7amleh recense quatre principales violations des droits numériques des Palestinien. Celles qui touchent à la liberté d’expression, au respect de la vie privée, au droit d’accès à une connexion internet de qualité et au droit de se réunir. Concernant la liberté d’expression, les droits des Palestiniens sont violés par les autorités israéliennes, par l’autorité palestinienne et celle existant de facto à Gaza, et par les géants des technologies eux-mêmes, comme Meta (le groupe qui détient notamment les réseaux sociaux Facebook et Instagram). Depuis 2015, une unité du ministère de la Justice israélien envoie des requêtes aux multinationales du numérique afin d’encadrer les publications des Palestiniens et les contenus mis en ligne. Cela représente 10 000 requêtes par an dont 90% sont acceptées par les entreprises qui éliminent alors les contenus visés. Ces derniers ne représentent pas une seule conversation mais un lot de parfois 100 à 1000 publications.

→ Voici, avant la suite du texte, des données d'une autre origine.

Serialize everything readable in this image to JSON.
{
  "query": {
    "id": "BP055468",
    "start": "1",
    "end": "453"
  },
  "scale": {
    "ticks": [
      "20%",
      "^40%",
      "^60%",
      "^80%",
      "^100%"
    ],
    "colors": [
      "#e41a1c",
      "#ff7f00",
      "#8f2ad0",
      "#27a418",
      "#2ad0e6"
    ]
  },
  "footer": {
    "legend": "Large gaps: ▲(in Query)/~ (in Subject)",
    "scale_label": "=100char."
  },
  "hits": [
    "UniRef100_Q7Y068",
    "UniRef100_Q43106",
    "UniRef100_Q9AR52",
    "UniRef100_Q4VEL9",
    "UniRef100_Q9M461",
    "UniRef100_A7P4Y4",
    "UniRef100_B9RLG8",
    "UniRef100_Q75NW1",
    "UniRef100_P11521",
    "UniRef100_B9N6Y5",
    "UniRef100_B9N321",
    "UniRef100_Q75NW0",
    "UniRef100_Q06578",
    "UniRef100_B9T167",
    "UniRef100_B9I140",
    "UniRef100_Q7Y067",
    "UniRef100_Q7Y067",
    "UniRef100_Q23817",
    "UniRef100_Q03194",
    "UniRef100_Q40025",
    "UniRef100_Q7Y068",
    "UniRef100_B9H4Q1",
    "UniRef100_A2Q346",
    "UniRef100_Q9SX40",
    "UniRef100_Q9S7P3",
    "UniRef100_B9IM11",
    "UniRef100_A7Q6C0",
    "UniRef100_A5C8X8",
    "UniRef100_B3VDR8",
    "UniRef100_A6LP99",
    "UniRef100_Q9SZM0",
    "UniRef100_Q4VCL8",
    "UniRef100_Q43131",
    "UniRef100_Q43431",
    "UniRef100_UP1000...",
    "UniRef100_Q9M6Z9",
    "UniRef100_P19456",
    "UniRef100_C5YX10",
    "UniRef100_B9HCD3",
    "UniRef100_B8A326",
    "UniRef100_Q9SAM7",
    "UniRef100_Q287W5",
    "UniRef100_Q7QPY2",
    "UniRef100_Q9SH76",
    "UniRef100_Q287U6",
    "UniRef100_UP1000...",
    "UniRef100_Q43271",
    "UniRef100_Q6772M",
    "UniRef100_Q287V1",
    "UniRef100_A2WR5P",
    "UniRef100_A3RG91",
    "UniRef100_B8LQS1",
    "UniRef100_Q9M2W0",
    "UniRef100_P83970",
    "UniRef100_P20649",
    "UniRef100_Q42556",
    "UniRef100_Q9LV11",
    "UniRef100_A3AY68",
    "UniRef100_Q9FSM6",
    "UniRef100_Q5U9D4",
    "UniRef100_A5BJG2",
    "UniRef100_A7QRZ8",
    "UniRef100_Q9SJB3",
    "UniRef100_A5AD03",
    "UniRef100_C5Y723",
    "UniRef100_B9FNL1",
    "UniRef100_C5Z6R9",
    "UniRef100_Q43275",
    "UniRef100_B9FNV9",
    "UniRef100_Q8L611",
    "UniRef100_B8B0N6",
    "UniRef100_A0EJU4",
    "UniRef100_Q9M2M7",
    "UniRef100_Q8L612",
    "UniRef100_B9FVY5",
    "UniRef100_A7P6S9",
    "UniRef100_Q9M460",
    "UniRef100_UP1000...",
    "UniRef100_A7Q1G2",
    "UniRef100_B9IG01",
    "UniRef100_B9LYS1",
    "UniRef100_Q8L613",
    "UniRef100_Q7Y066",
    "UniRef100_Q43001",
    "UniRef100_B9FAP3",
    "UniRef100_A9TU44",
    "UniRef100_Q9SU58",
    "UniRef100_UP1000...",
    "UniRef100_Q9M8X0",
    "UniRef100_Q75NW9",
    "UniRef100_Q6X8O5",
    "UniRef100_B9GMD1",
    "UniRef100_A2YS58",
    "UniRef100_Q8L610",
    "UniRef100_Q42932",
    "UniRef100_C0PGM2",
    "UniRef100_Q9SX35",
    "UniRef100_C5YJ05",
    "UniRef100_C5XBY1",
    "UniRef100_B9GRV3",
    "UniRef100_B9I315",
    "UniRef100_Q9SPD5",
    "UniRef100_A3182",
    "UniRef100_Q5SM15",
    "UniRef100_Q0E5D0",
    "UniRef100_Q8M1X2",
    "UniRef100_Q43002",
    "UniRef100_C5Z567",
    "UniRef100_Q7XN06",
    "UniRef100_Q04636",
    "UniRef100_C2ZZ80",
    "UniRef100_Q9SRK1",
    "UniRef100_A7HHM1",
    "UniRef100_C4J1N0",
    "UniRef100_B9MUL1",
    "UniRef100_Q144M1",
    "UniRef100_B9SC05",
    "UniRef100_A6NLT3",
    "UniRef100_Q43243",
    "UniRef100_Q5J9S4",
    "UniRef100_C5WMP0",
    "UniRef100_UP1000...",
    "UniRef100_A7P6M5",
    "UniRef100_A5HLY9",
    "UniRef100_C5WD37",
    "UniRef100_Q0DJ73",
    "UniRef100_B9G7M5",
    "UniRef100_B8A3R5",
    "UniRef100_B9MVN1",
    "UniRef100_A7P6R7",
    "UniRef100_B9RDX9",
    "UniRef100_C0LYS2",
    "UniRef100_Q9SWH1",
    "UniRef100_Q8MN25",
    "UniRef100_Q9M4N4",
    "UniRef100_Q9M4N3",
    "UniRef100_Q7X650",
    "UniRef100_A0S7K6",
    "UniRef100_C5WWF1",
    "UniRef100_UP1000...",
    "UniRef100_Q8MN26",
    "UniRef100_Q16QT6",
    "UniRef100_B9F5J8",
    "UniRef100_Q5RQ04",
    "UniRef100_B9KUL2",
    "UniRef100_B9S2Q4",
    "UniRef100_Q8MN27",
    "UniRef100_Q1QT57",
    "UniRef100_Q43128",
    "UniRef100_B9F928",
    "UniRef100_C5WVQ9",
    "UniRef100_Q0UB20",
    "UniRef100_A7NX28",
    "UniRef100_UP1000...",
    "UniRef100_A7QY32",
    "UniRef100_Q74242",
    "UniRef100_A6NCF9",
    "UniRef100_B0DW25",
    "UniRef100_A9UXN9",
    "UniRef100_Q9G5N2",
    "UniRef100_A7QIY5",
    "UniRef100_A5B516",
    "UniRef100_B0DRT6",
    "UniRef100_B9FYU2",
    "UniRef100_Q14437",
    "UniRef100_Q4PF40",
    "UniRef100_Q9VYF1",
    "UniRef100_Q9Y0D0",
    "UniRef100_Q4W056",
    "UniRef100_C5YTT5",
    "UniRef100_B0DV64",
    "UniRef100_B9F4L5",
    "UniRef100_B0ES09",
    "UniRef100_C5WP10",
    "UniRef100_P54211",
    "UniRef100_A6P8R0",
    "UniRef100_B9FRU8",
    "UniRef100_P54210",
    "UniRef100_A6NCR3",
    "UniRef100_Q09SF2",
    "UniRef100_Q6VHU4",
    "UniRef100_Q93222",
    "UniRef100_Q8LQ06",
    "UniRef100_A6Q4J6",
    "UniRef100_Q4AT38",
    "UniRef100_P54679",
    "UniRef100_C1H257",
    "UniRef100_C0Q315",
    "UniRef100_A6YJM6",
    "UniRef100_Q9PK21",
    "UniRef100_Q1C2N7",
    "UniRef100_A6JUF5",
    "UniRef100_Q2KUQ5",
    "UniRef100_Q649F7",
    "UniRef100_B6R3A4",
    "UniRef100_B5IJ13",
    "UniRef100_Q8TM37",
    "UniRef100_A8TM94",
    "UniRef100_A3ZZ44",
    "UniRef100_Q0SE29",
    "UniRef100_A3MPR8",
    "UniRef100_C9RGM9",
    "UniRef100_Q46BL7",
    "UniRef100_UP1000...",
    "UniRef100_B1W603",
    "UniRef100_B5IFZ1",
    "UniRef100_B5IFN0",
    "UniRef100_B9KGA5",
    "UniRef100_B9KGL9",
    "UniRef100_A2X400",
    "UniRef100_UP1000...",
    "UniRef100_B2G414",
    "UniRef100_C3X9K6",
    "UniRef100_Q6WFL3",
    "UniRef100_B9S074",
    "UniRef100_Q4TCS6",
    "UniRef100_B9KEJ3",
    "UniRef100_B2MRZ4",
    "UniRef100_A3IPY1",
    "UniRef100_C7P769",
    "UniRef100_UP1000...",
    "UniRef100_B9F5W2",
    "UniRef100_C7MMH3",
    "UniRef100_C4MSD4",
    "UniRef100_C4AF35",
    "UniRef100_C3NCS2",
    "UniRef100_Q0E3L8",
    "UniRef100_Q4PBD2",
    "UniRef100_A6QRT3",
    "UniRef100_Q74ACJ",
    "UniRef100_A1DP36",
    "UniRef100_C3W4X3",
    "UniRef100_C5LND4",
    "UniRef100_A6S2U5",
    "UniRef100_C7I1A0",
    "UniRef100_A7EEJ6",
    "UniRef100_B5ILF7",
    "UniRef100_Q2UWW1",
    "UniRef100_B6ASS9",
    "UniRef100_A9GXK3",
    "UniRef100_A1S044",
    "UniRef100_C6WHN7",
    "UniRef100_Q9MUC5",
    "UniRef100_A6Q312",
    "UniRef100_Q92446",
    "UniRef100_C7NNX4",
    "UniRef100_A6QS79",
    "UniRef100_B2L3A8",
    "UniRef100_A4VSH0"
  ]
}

L’une des conclusions de l’ONG 7amleh est qu’il existe une politique de sur-modération des contenus postés par les Palestiniens et de sous-modération des contenus postés par les Israéliens. « Après le soulèvement populaire de mai 2021, nous avons détecté 500 violations liées à des suppressions de publications en ligne sans réelle motivation. Nous avons réussi à en restaurer certaines grâce à des partenariats noués avec certaines entreprises technologiques. A la suite de ce constat, nous avons demandé à Meta l’ouverture d’une enquête interne permettant de prouver que la situation décrite et les violations étaient bien réelles », raconte Mona Shtaya.
En septembre 2022, l’entreprise Meta a confirmé que sa politique était bien biaisée et qu’il existait bien une sur-modération couplée à une insuffisance de modération des contenus en hébreu. Selon ce rapport, ce mécanisme de modération participe à la violation du droit à la liberté d’expression, mais aussi du droit à la participation à la vie politique, à la liberté d’assemblée et au droit à ne pas être discriminé.
Wolf Pack
Outre cette situation sur les réseaux sociaux, Israël est un État de surveillance qui développe et teste des technologies sur les Palestiniens avant de les vendre au monde entier. Le terme utilisé pour valoriser ses inventions est celui de “smart cities”. En réalité il s’agit de couvrir des crimes d’apartheid, comme pour le Pinkwashing (voir entretien avec Ghadir Shafie). La panoplie des outils utilisés est variée : caméra sensible de reconnaissance faciale, écoutes, mouchards, smart technologie comme les “smart guns”, des armes intelligentes pouvant tuer plus précisément, ou l’utilisation de bugs dans les systèmes informatiques.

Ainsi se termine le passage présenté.